# 4th Chamber Test Passed !!



## bowser666 (Aug 30, 2008)

Woohoo , I passed my 4th Chamber ( Yellow 2nd) belt test last night. I now get to attend intermediate classes and get to start training in Shaolin Staff ! Just wanted to give everyone a update on how my training is going. So far so good!

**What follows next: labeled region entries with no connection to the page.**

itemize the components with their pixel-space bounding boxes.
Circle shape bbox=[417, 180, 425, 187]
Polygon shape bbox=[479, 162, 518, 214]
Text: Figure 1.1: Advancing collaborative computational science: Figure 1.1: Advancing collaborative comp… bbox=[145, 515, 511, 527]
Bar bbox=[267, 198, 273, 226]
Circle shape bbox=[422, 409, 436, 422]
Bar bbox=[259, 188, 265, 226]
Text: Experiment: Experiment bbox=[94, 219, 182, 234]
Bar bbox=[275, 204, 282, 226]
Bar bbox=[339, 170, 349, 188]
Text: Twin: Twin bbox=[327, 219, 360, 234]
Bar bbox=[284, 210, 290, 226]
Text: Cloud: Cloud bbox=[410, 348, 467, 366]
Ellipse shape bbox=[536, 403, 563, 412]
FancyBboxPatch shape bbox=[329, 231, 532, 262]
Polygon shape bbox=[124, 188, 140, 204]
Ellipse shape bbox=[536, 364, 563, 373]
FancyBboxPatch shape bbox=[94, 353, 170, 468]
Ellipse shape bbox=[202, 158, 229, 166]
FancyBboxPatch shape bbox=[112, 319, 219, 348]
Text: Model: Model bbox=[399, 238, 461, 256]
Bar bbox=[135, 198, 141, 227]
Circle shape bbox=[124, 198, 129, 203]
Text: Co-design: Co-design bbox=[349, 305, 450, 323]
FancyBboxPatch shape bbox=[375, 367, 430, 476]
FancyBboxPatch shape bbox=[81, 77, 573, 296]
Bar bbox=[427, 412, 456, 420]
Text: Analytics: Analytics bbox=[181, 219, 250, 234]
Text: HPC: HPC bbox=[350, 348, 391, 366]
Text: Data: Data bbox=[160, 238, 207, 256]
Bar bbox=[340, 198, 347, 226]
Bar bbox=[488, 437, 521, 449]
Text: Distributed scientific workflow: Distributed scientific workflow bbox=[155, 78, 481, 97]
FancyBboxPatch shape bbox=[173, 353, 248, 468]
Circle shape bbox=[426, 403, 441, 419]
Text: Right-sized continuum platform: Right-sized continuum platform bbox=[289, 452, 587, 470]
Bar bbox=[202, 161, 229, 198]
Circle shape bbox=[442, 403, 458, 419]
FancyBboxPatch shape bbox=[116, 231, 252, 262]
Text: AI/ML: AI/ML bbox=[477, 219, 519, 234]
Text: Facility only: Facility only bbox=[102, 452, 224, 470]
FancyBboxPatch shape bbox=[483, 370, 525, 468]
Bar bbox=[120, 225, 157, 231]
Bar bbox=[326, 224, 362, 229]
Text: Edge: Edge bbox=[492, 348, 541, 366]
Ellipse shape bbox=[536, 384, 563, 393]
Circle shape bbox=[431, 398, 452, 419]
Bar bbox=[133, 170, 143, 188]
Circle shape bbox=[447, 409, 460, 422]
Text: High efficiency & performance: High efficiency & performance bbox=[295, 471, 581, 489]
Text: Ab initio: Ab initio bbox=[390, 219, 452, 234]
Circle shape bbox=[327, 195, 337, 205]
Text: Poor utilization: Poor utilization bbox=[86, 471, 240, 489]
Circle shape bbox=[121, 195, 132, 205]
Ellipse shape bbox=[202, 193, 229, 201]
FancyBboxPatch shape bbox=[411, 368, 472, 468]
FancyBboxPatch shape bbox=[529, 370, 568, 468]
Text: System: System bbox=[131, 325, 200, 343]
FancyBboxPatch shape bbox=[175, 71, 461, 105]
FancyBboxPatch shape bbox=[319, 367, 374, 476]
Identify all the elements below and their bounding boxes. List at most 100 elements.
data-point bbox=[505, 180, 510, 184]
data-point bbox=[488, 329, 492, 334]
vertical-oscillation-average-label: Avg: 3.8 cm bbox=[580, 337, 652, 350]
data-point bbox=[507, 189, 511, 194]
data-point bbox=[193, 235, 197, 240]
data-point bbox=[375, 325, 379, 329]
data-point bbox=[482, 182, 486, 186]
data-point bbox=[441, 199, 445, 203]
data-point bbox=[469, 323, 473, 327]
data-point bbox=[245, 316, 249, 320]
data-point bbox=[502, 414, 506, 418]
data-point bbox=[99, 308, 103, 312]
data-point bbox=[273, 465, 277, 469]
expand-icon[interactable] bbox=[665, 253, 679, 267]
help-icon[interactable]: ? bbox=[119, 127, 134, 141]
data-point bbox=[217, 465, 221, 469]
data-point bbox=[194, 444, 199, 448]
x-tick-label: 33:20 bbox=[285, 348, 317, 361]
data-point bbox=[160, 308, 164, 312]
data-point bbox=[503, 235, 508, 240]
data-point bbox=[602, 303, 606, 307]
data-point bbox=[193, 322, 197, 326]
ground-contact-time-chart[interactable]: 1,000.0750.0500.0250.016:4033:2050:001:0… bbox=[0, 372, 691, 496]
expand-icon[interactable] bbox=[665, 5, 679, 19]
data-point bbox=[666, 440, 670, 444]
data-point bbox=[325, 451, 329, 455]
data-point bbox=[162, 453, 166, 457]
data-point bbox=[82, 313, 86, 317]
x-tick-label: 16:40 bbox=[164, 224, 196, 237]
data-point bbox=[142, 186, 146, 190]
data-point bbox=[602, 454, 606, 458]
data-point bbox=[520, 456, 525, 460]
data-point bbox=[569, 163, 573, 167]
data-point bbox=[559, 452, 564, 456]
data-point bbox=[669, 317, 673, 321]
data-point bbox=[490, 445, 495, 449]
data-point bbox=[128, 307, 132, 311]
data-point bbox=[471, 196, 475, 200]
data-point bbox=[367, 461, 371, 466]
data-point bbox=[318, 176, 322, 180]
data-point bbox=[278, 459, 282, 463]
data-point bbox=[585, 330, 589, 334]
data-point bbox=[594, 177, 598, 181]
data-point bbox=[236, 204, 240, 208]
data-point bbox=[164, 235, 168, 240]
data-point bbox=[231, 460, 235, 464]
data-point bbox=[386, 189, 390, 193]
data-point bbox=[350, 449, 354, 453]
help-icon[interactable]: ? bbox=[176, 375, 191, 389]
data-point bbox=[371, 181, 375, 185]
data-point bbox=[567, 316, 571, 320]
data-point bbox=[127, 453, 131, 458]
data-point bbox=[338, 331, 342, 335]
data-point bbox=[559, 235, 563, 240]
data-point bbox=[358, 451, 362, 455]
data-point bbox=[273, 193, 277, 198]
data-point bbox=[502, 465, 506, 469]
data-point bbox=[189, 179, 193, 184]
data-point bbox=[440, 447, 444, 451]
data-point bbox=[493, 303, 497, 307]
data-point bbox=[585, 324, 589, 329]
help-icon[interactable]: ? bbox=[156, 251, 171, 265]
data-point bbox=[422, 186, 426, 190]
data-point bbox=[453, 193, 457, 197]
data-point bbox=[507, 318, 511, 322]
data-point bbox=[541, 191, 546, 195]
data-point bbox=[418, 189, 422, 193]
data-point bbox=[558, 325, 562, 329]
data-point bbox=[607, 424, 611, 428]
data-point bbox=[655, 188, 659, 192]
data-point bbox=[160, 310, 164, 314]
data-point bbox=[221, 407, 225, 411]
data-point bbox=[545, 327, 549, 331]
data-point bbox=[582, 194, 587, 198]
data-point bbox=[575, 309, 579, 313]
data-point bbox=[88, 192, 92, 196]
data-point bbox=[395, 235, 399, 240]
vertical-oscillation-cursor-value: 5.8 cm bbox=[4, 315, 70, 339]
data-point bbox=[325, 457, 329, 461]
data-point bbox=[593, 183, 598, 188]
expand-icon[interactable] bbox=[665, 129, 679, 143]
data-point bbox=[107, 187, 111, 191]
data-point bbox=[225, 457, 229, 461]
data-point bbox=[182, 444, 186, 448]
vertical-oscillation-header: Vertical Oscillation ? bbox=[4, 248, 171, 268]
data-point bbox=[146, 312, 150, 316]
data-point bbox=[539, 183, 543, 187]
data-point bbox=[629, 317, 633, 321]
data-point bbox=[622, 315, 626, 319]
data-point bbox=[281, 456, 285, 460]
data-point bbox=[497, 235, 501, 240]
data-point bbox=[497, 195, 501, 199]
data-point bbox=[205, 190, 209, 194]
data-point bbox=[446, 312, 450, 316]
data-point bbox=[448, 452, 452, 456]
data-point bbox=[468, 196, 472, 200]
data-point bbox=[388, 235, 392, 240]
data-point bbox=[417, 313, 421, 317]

Next up chamber 5.  Also so people understand , Black Belt test is Chamber 13. So I still have a ways to go   Almost halfway though, but from here on I think the training is going to intensify and get more difficult.


----------



## masherdong (Aug 30, 2008)

Congrats!


----------



## MA-Caver (Aug 30, 2008)

Keep it up keep it going ... congratulations. :asian:


----------



## bluekey88 (Aug 30, 2008)

Excellent news...keep up the hard work!


----------



## terryl965 (Aug 30, 2008)

Great news keep up the great work.


----------



## Brandon Fisher (Aug 30, 2008)

Congrats!!  Keep it up!!


----------



## bluemtn (Aug 30, 2008)

Congratulations, and best wishes on your training!


----------



## shihansmurf (Aug 31, 2008)

Congrats!

Mark


----------



## Brian R. VanCise (Aug 31, 2008)

Congratulations!


----------